As stoned people, we have a lot of propaganda to overcome. For generations, the media has portrayed drug users as either lazy, stupid, irresponsible slackers, or crazed psychopathic killers. Drug users suffer tremendously from the prejudice these stereotypes create and reinforce. Worse even than the stereotypes themselves, is the pervasive attitude that drug use, and drug users should not be tolerated in society.
Look at how the media portrays sports fans. The media generally portray sports fans as affable morons. We expect them to drink at least a six-pack a day. We expect them to be stupid, and easily enraged. We expect them to beat their wives when their team loses the Superbowl, and we expect them to riot in the streets when their team wins the Superbowl, but by and large, they are nice, likable people. That’s how the media portrays sports fans.
As a result, we tolerate sports fans, we celebrate them, and we make substantial allowances for their eccentricities. If this country can embrace, celebrate, and subsidize people who admire adults who play with balls, this country can embrace, celebrate and subsidize its recreational drug users, but first we have to overcome this learned prejudice.

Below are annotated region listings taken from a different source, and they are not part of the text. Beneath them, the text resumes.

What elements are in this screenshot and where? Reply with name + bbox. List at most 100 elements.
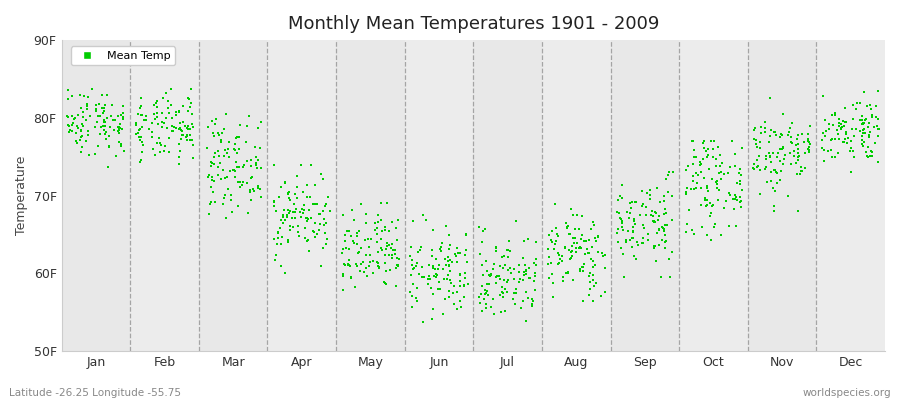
- Point: [386, 246, 400, 253]
- Point: [371, 249, 385, 255]
- Point: [222, 168, 237, 174]
- Point: [790, 132, 805, 138]
- Point: [651, 217, 665, 223]
- Point: [490, 247, 504, 254]
- Point: [152, 135, 166, 142]
- Point: [857, 126, 871, 132]
- Point: [213, 160, 228, 166]
- Point: [146, 146, 160, 152]
- Point: [172, 160, 186, 167]
- Point: [544, 227, 559, 234]
- Point: [427, 272, 441, 279]
- Point: [666, 169, 680, 176]
- Point: [454, 304, 468, 310]
- Point: [387, 251, 401, 258]
- Point: [853, 116, 868, 123]
- Text: worldspecies.org: worldspecies.org: [803, 388, 891, 398]
- Point: [211, 129, 225, 136]
- Point: [868, 114, 883, 120]
- Point: [283, 208, 297, 214]
- Point: [564, 248, 579, 254]
- Point: [354, 260, 368, 267]
- Point: [733, 181, 747, 187]
- Point: [644, 212, 658, 218]
- Point: [131, 127, 146, 133]
- Point: [700, 232, 715, 239]
- Point: [184, 126, 198, 133]
- Point: [663, 274, 678, 280]
- Point: [609, 208, 624, 215]
- Point: [746, 165, 760, 171]
- Point: [307, 229, 321, 235]
- Point: [863, 102, 878, 108]
- Point: [679, 166, 693, 173]
- Point: [320, 194, 335, 200]
- Point: [709, 181, 724, 188]
- Point: [588, 235, 602, 241]
- Point: [308, 201, 322, 207]
- Point: [226, 146, 240, 153]
- Point: [73, 92, 87, 98]
- Point: [857, 119, 871, 126]
- Point: [458, 269, 473, 276]
- Point: [441, 258, 455, 264]
- Bar: [405, 40, 473, 351]
- Point: [406, 281, 420, 287]
- Point: [585, 264, 599, 270]
- Point: [496, 290, 510, 296]
- Point: [819, 128, 833, 134]
- Point: [347, 240, 362, 246]
- Point: [94, 105, 109, 111]
- Point: [564, 249, 579, 255]
- Point: [98, 131, 112, 137]
- Point: [687, 146, 701, 153]
- Point: [253, 186, 267, 192]
- Point: [728, 151, 742, 157]
- Point: [839, 119, 853, 125]
- Point: [713, 152, 727, 158]
- Point: [750, 156, 764, 163]
- Point: [286, 201, 301, 207]
- Point: [168, 125, 183, 132]
- Point: [508, 300, 522, 307]
- Point: [768, 166, 782, 173]
- Point: [856, 121, 870, 127]
- Point: [685, 226, 699, 233]
- Point: [656, 226, 670, 232]
- Point: [529, 256, 544, 262]
- Point: [856, 127, 870, 133]
- Point: [832, 120, 847, 126]
- Point: [511, 262, 526, 269]
- Point: [694, 185, 708, 191]
- Point: [659, 238, 673, 245]
- Point: [702, 166, 716, 172]
- Point: [482, 272, 496, 278]
- Point: [180, 125, 194, 132]
- Point: [858, 117, 872, 123]
- Point: [444, 280, 458, 286]
- Point: [362, 244, 376, 250]
- Point: [706, 146, 720, 153]
- Point: [415, 274, 429, 280]
- Point: [112, 124, 127, 131]
- Point: [417, 274, 431, 280]
- Point: [379, 281, 393, 287]
- Point: [388, 246, 402, 253]
- Point: [230, 164, 245, 170]
- Point: [429, 271, 444, 277]
- Point: [266, 161, 281, 168]
- Point: [98, 101, 112, 108]
- Point: [384, 219, 399, 226]
- Point: [563, 206, 578, 212]
- Point: [750, 164, 764, 170]
- Point: [711, 187, 725, 193]
- Point: [477, 291, 491, 297]
- Point: [701, 146, 716, 152]
- Point: [855, 136, 869, 143]
- Point: [318, 203, 332, 210]
- Point: [240, 158, 255, 164]
- Point: [220, 174, 234, 180]
- Point: [61, 87, 76, 93]
- Point: [680, 191, 694, 198]
- Point: [561, 270, 575, 276]
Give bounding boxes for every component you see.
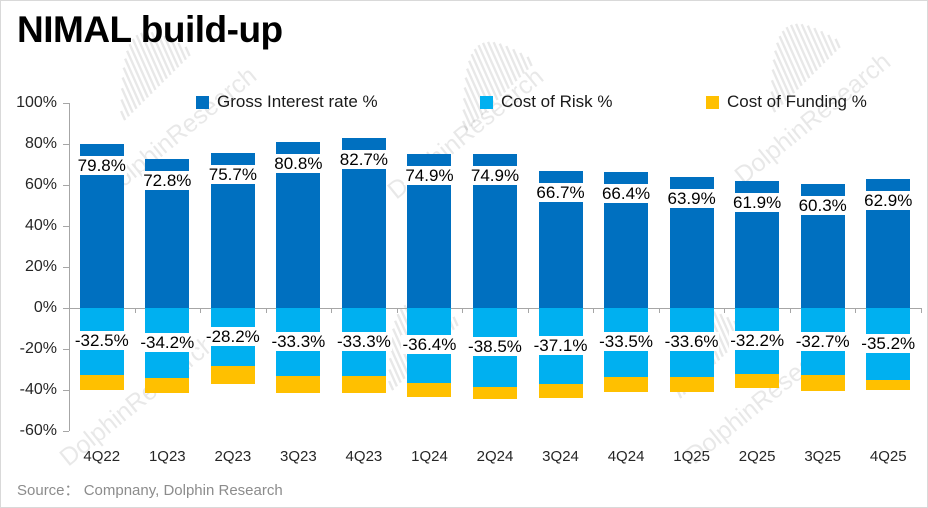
x-axis-category-label: 2Q25 — [738, 448, 776, 465]
x-axis-tickmark — [200, 308, 202, 313]
y-axis-tickmark — [63, 390, 69, 391]
data-label-gross-interest: 60.3% — [797, 196, 848, 216]
x-axis-tickmark — [69, 308, 70, 313]
x-axis-category-label: 1Q23 — [148, 448, 186, 465]
data-label-gross-interest: 79.8% — [76, 156, 127, 176]
legend-swatch-icon — [480, 95, 493, 109]
y-axis-tick-label: 100% — [16, 94, 57, 111]
data-label-gross-interest: 75.7% — [207, 164, 258, 184]
x-axis-tickmark — [658, 308, 660, 313]
x-axis-category-label: 4Q24 — [607, 448, 645, 465]
data-label-gross-interest: 66.7% — [535, 183, 586, 203]
y-axis-tick-label: 20% — [24, 258, 57, 275]
data-label-gross-interest: 66.4% — [600, 183, 652, 203]
x-axis-tickmark — [920, 308, 922, 313]
legend-label: Cost of Risk % — [501, 92, 613, 111]
bar-segment-cost-of-funding — [276, 376, 321, 393]
y-axis-tick-label: -60% — [19, 422, 57, 439]
y-axis-tickmark — [63, 349, 69, 350]
data-label-gross-interest: 62.9% — [863, 191, 914, 211]
bar-segment-cost-of-funding — [145, 378, 190, 394]
x-axis-tickmark — [593, 308, 595, 313]
y-axis-tick-label: 80% — [24, 135, 57, 152]
x-axis-tickmark — [462, 308, 464, 313]
y-axis-tickmark — [63, 431, 69, 432]
x-axis-category-label: 4Q22 — [83, 448, 121, 465]
x-axis-tickmark — [855, 308, 857, 313]
x-axis-category-label: 3Q24 — [542, 448, 579, 465]
x-axis-category-label: 1Q25 — [673, 448, 710, 465]
x-axis-tickmark — [789, 308, 791, 313]
data-label-gross-interest: 74.9% — [469, 166, 521, 186]
bar-segment-cost-of-funding — [472, 386, 517, 400]
data-label-gross-interest: 72.8% — [142, 170, 193, 190]
page-title: NIMAL build-up — [17, 9, 283, 50]
y-axis-line — [69, 103, 70, 431]
bar-segment-cost-of-funding — [669, 376, 714, 393]
y-axis-tickmark — [63, 103, 69, 104]
data-label-gross-interest: 74.9% — [404, 166, 455, 186]
data-label-cost-of-risk: -33.3% — [270, 332, 327, 352]
bar-segment-cost-of-funding — [604, 376, 649, 393]
data-label-cost-of-risk: -36.4% — [401, 335, 458, 355]
source-note: Source： Compnany, Dolphin Research — [17, 482, 283, 499]
bar-segment-cost-of-funding — [800, 375, 845, 392]
legend-label: Gross Interest rate % — [217, 92, 378, 111]
data-label-cost-of-risk: -32.2% — [729, 331, 786, 350]
y-axis-tickmark — [63, 144, 69, 145]
x-axis-category-label: 4Q25 — [869, 448, 907, 465]
legend-item-gross-interest-rate-: Gross Interest rate % — [196, 92, 378, 112]
y-axis-tickmark — [63, 226, 69, 227]
y-axis-tick-label: -20% — [19, 340, 57, 357]
x-axis-tickmark — [331, 308, 333, 313]
data-label-cost-of-risk: -33.3% — [335, 332, 392, 352]
x-axis-tickmark — [396, 308, 398, 313]
data-label-cost-of-risk: -32.7% — [794, 331, 851, 351]
x-axis-tickmark — [134, 308, 136, 313]
bar-segment-cost-of-funding — [79, 374, 124, 390]
data-label-cost-of-risk: -33.6% — [663, 332, 720, 352]
bar-segment-cost-of-funding — [407, 382, 452, 397]
data-label-gross-interest: 63.9% — [666, 189, 717, 208]
bar-segment-cost-of-funding — [538, 384, 583, 399]
x-axis-category-label: 3Q25 — [804, 448, 842, 465]
x-axis-tickmark — [527, 308, 529, 313]
y-axis-tickmark — [63, 267, 69, 268]
bar-segment-cost-of-funding — [866, 380, 911, 391]
data-label-cost-of-risk: -33.5% — [598, 332, 654, 352]
x-axis-category-label: 4Q23 — [345, 448, 383, 465]
legend-item-cost-of-funding-: Cost of Funding % — [706, 92, 867, 112]
legend-swatch-icon — [706, 95, 719, 109]
data-label-gross-interest: 61.9% — [732, 193, 783, 213]
data-label-cost-of-risk: -34.2% — [139, 333, 196, 353]
data-label-cost-of-risk: -35.2% — [860, 334, 917, 354]
data-label-cost-of-risk: -37.1% — [532, 336, 589, 356]
x-axis-category-label: 3Q23 — [280, 448, 317, 465]
x-axis-category-label: 2Q24 — [476, 448, 514, 465]
y-axis-tickmark — [63, 308, 69, 309]
bar-segment-cost-of-funding — [341, 376, 386, 393]
legend-swatch-icon — [196, 95, 209, 109]
y-axis-tick-label: 0% — [33, 299, 57, 316]
bar-segment-cost-of-funding — [735, 374, 780, 389]
bar-segment-cost-of-funding — [210, 365, 255, 385]
x-axis-tickmark — [724, 308, 726, 313]
y-axis-tick-label: 40% — [24, 217, 57, 234]
legend-label: Cost of Funding % — [727, 92, 867, 111]
data-label-cost-of-risk: -38.5% — [467, 337, 523, 357]
data-label-cost-of-risk: -28.2% — [204, 326, 261, 346]
x-axis-tickmark — [265, 308, 267, 313]
legend-item-cost-of-risk-: Cost of Risk % — [480, 92, 612, 112]
x-axis-category-label: 2Q23 — [214, 448, 252, 465]
data-label-gross-interest: 82.7% — [338, 150, 390, 170]
x-axis-category-label: 1Q24 — [411, 448, 448, 465]
y-axis-tickmark — [63, 185, 69, 186]
y-axis-tick-label: -40% — [19, 381, 57, 398]
data-label-gross-interest: 80.8% — [273, 154, 324, 174]
y-axis-tick-label: 60% — [24, 176, 57, 193]
data-label-cost-of-risk: -32.5% — [73, 331, 130, 351]
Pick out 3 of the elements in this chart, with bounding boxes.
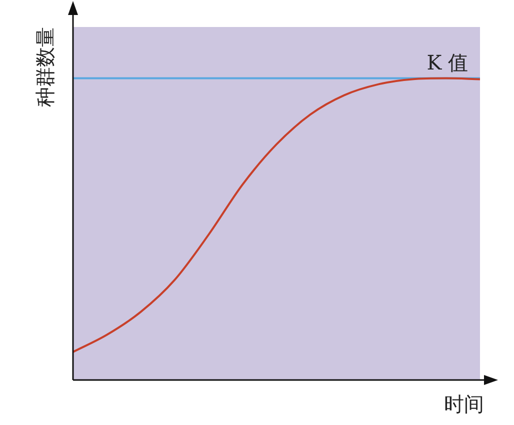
ref-line-label: K 值 (426, 50, 468, 74)
y-axis-title: 种群数量 (33, 27, 58, 107)
x-axis-title: 时间 (444, 392, 484, 416)
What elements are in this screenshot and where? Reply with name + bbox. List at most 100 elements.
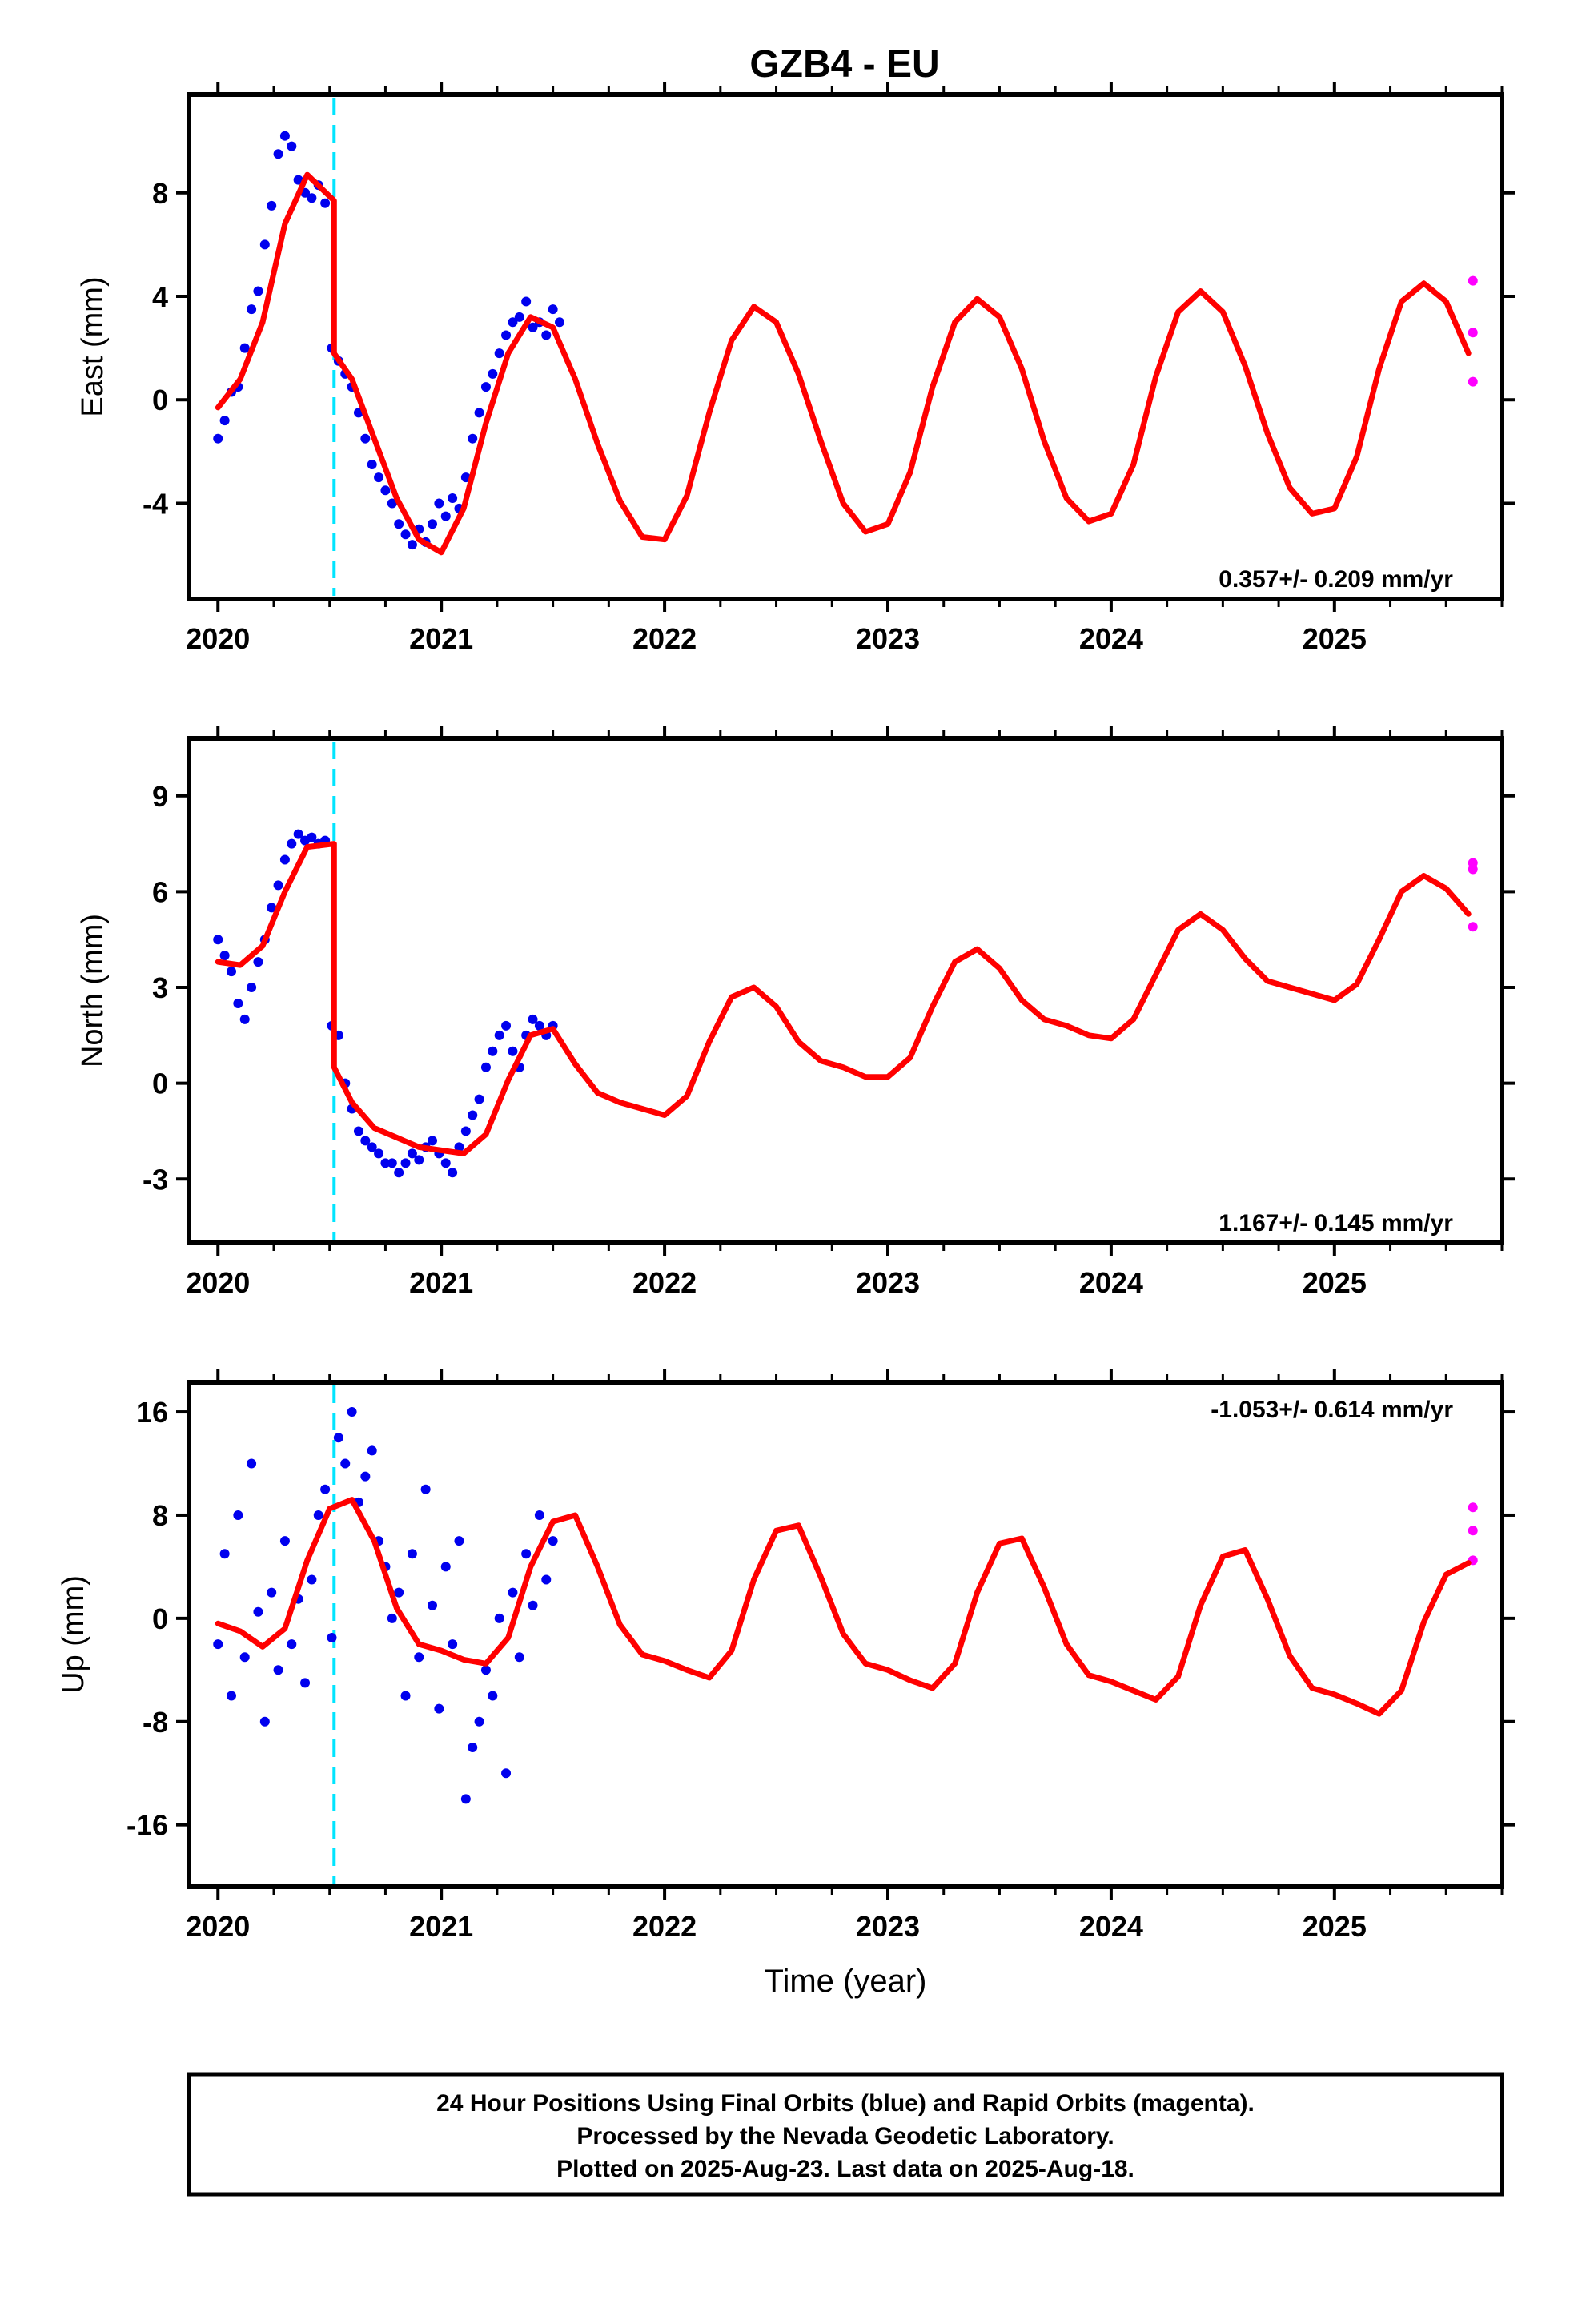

Because of all of the media conditioning, when people see a pile of empty beer bottles alongside the roadway, they think: “Oh, those affable sports fans, they’re just too stupid to know any better. That’s why we have volunteers who remove roadside litter.”
…but when they see big pile of spent NO2 cartridges laying on the road, they think: “Those goddamn drug abusers. They have no respect, no sense of decency, and all they care about is their next fix. That’s why we have prisons.”
So look, you kids who leave your spent whippit cartridges all over the roadside, I know whippets aren’t illegal, and you are still a kid, even if not an actual juvenile. I also know that whippets are hella fun, if you are careful.
I want you to have fun, and I want you to be careful, because I want all of your drug experiences to be injury, fatality, and arrest free, but mainly, I WANT YOU TO STOP DITCHING YOUR FUCKING NO2 CARTRIDGES ALL OVER THE FUCKING ROADS.
Those piles of cartridges make all drug abusers look bad. They set stoned/straight relations back at least a decade. I know its just good clean fun, but they look as bad as used needles.
Recycle them. Put them in the receptacle for “cans”, or barring that, the trash. If you are really into NO2, get one of those big 84 cu ft refillable tanks, put down the $150 or so deposit, and just buy the gas.
Those tanks hold a lot of NO2, enough to give you and all of your friends a few splitting headaches, with plenty to spare. So, share! That way, fewer people will have to buy those wasteful one shot cartridges, and you get your money back when you return the tank.
Please work with me on this. Let’s stop trashing the countryside with our spent whippit cartridges. Join the campaign to:
Just Say NO 2 NO2 Litter.
…And once in your life, preferably while you are still young, and your arteries are still flexible, sit down, take a great big deep breath of NO2, and hold it, while you are peaking on a strong LSD trip. It’s kinda like bungie jumping in reverse. Don’t forget to sit down first. Have fun kids.